Re: [RFC v2 PATCH 2/2] mm: mmap: zap pages with read mmap_sem for large mapping

From: Nadav Amit
Date: Tue Jun 19 2018 - 18:17:27 EST


at 4:34 PM, Yang Shi <yang.shi@xxxxxxxxxxxxxxxxx> wrote:

> When running some mmap/munmap scalability tests with large memory (i.e.
>> 300GB), the below hung task issue may happen occasionally.
>
> INFO: task ps:14018 blocked for more than 120 seconds.
> Tainted: G E 4.9.79-009.ali3000.alios7.x86_64 #1
> "echo 0 > /proc/sys/kernel/hung_task_timeout_secs" disables this
> message.
> ps D 0 14018 1 0x00000004
>
(snip)

>
> Zapping pages is the most time consuming part, according to the
> suggestion from Michal Hock [1], zapping pages can be done with holding
> read mmap_sem, like what MADV_DONTNEED does. Then re-acquire write
> mmap_sem to manipulate vmas.

Does munmap() == MADV_DONTNEED + munmap() ?

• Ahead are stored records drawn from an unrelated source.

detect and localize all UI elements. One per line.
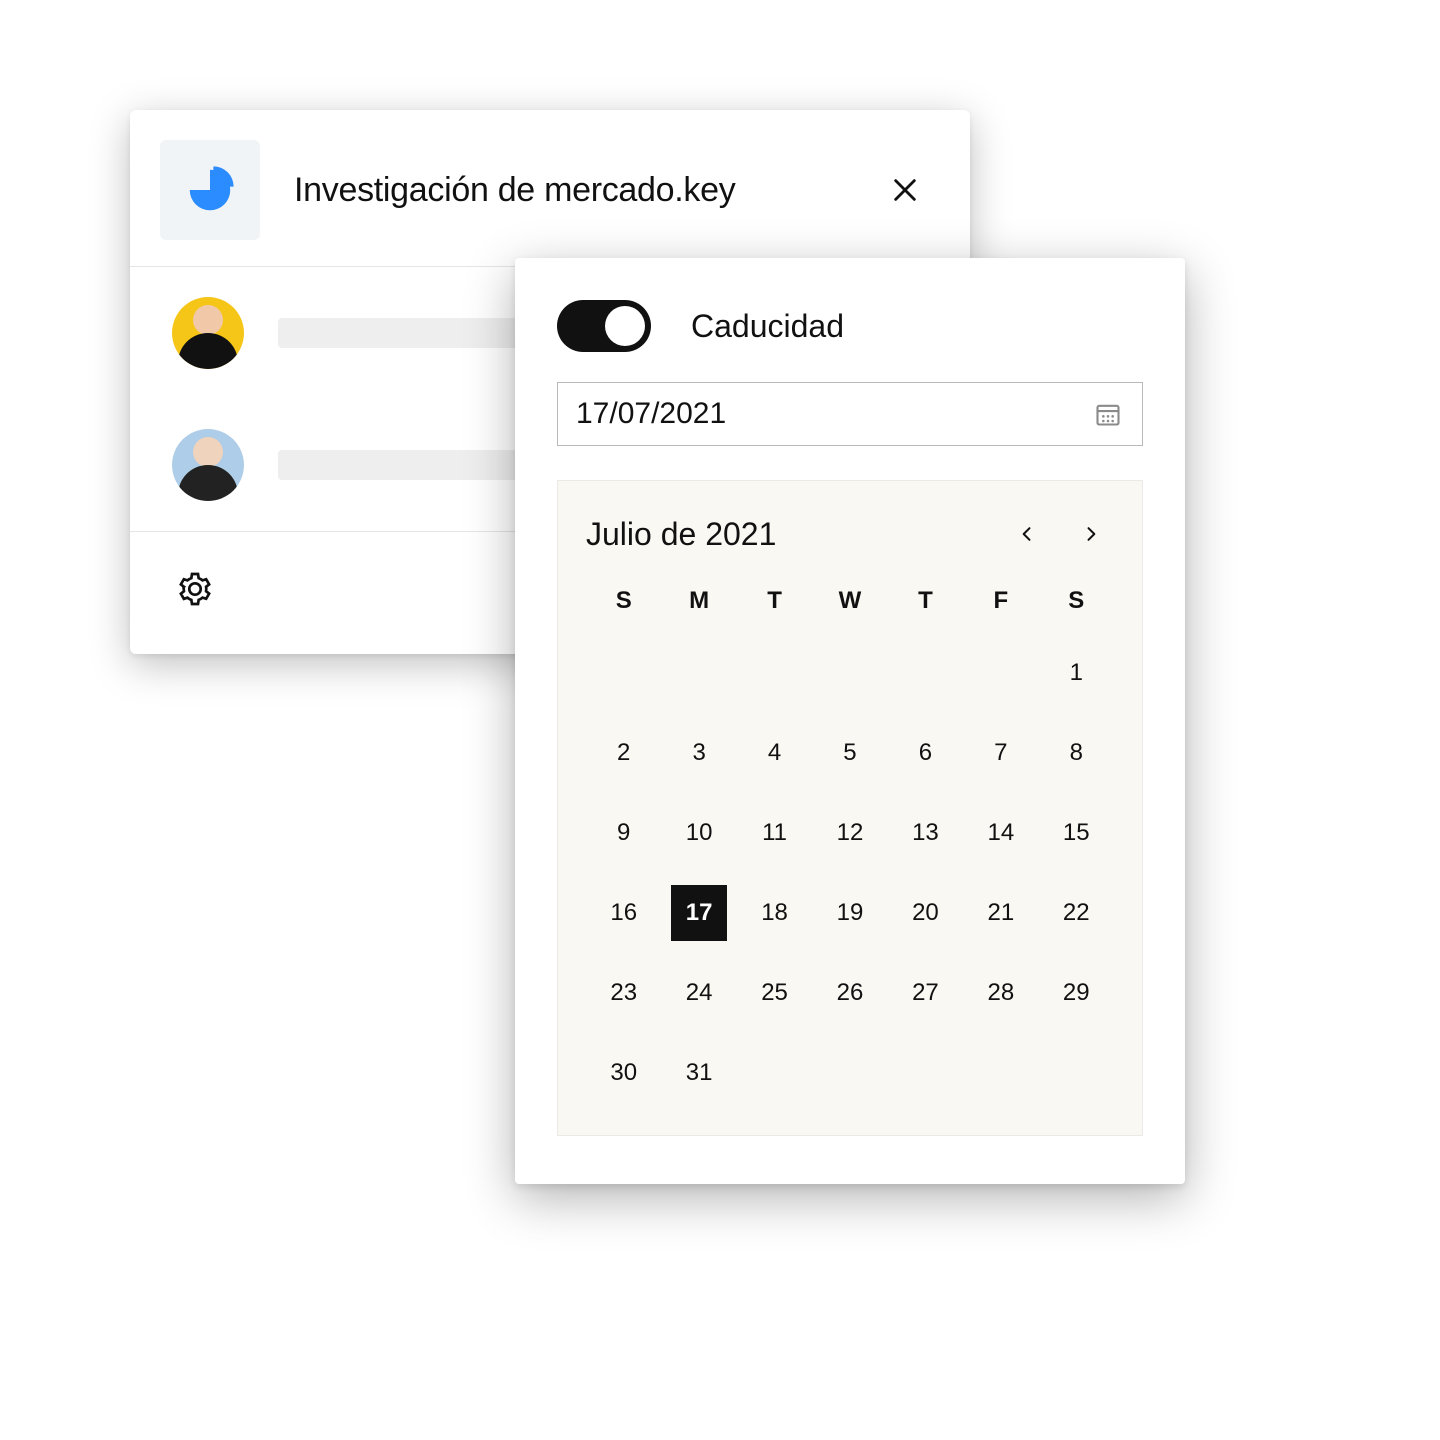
expiration-toggle[interactable] (557, 300, 651, 352)
calendar-day[interactable]: 31 (671, 1045, 727, 1101)
calendar-day[interactable]: 5 (822, 725, 878, 781)
calendar-day[interactable]: 15 (1048, 805, 1104, 861)
calendar-day[interactable]: 16 (596, 885, 652, 941)
settings-button[interactable] (172, 566, 218, 612)
toggle-knob (605, 306, 645, 346)
calendar-day[interactable]: 11 (747, 805, 803, 861)
calendar-day[interactable]: 19 (822, 885, 878, 941)
calendar-day[interactable]: 24 (671, 965, 727, 1021)
calendar-dow: W (812, 575, 887, 633)
placeholder-line (278, 318, 518, 348)
file-title: Investigación de mercado.key (294, 171, 880, 210)
calendar-day[interactable]: 2 (596, 725, 652, 781)
chevron-left-icon (1017, 524, 1037, 544)
close-button[interactable] (880, 165, 930, 215)
calendar-day-empty (897, 645, 953, 701)
calendar-dow: S (1039, 575, 1114, 633)
calendar-dow: F (963, 575, 1038, 633)
calendar-day[interactable]: 17 (671, 885, 727, 941)
calendar-day[interactable]: 26 (822, 965, 878, 1021)
gear-icon (177, 571, 213, 607)
calendar-day[interactable]: 23 (596, 965, 652, 1021)
chevron-right-icon (1081, 524, 1101, 544)
calendar-day[interactable]: 4 (747, 725, 803, 781)
calendar-day[interactable]: 6 (897, 725, 953, 781)
calendar-day[interactable]: 18 (747, 885, 803, 941)
calendar-day[interactable]: 13 (897, 805, 953, 861)
calendar-dow: M (661, 575, 736, 633)
calendar: Julio de 2021 SMTWTFS 123456789101112131… (557, 480, 1143, 1136)
calendar-day[interactable]: 22 (1048, 885, 1104, 941)
calendar-icon (1094, 400, 1122, 428)
calendar-day-empty (596, 645, 652, 701)
calendar-day[interactable]: 30 (596, 1045, 652, 1101)
calendar-day[interactable]: 28 (973, 965, 1029, 1021)
calendar-day-empty (747, 645, 803, 701)
pie-chart-icon (183, 163, 237, 217)
calendar-day-empty (973, 645, 1029, 701)
expiration-toggle-row: Caducidad (557, 300, 1143, 352)
calendar-day[interactable]: 3 (671, 725, 727, 781)
calendar-day[interactable]: 7 (973, 725, 1029, 781)
close-icon (891, 176, 919, 204)
calendar-day[interactable]: 29 (1048, 965, 1104, 1021)
calendar-day[interactable]: 12 (822, 805, 878, 861)
calendar-day[interactable]: 20 (897, 885, 953, 941)
avatar (172, 297, 244, 369)
avatar (172, 429, 244, 501)
calendar-next-button[interactable] (1068, 511, 1114, 557)
calendar-day[interactable]: 10 (671, 805, 727, 861)
calendar-day[interactable]: 27 (897, 965, 953, 1021)
calendar-day[interactable]: 14 (973, 805, 1029, 861)
calendar-day-empty (671, 645, 727, 701)
file-icon (160, 140, 260, 240)
calendar-days-grid: 1234567891011121314151617181920212223242… (586, 633, 1114, 1113)
calendar-day[interactable]: 21 (973, 885, 1029, 941)
calendar-day-empty (822, 645, 878, 701)
calendar-day[interactable]: 1 (1048, 645, 1104, 701)
calendar-month-label: Julio de 2021 (586, 516, 1004, 553)
calendar-dow: T (737, 575, 812, 633)
expiration-panel: Caducidad 17/07/2021 Julio de 2021 (515, 258, 1185, 1184)
expiration-label: Caducidad (691, 308, 844, 345)
calendar-day[interactable]: 9 (596, 805, 652, 861)
calendar-day[interactable]: 25 (747, 965, 803, 1021)
calendar-header: Julio de 2021 (586, 511, 1114, 557)
expiration-date-value: 17/07/2021 (576, 397, 1092, 431)
calendar-day[interactable]: 8 (1048, 725, 1104, 781)
calendar-dow: S (586, 575, 661, 633)
share-header: Investigación de mercado.key (130, 110, 970, 266)
open-calendar-button[interactable] (1092, 398, 1124, 430)
calendar-dow-row: SMTWTFS (586, 575, 1114, 633)
calendar-prev-button[interactable] (1004, 511, 1050, 557)
calendar-dow: T (888, 575, 963, 633)
expiration-date-field[interactable]: 17/07/2021 (557, 382, 1143, 446)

For example, what happens with userfaultfd in this case? Can you get an
extra #PF, which would be visible to userspace, before the munmap is
finished?

In addition, would it be ok for the user to potentially get a zeroed page in
the time window after the MADV_DONTNEED finished removing a PTE and before
the munmap() is done?

Regards,
Nadav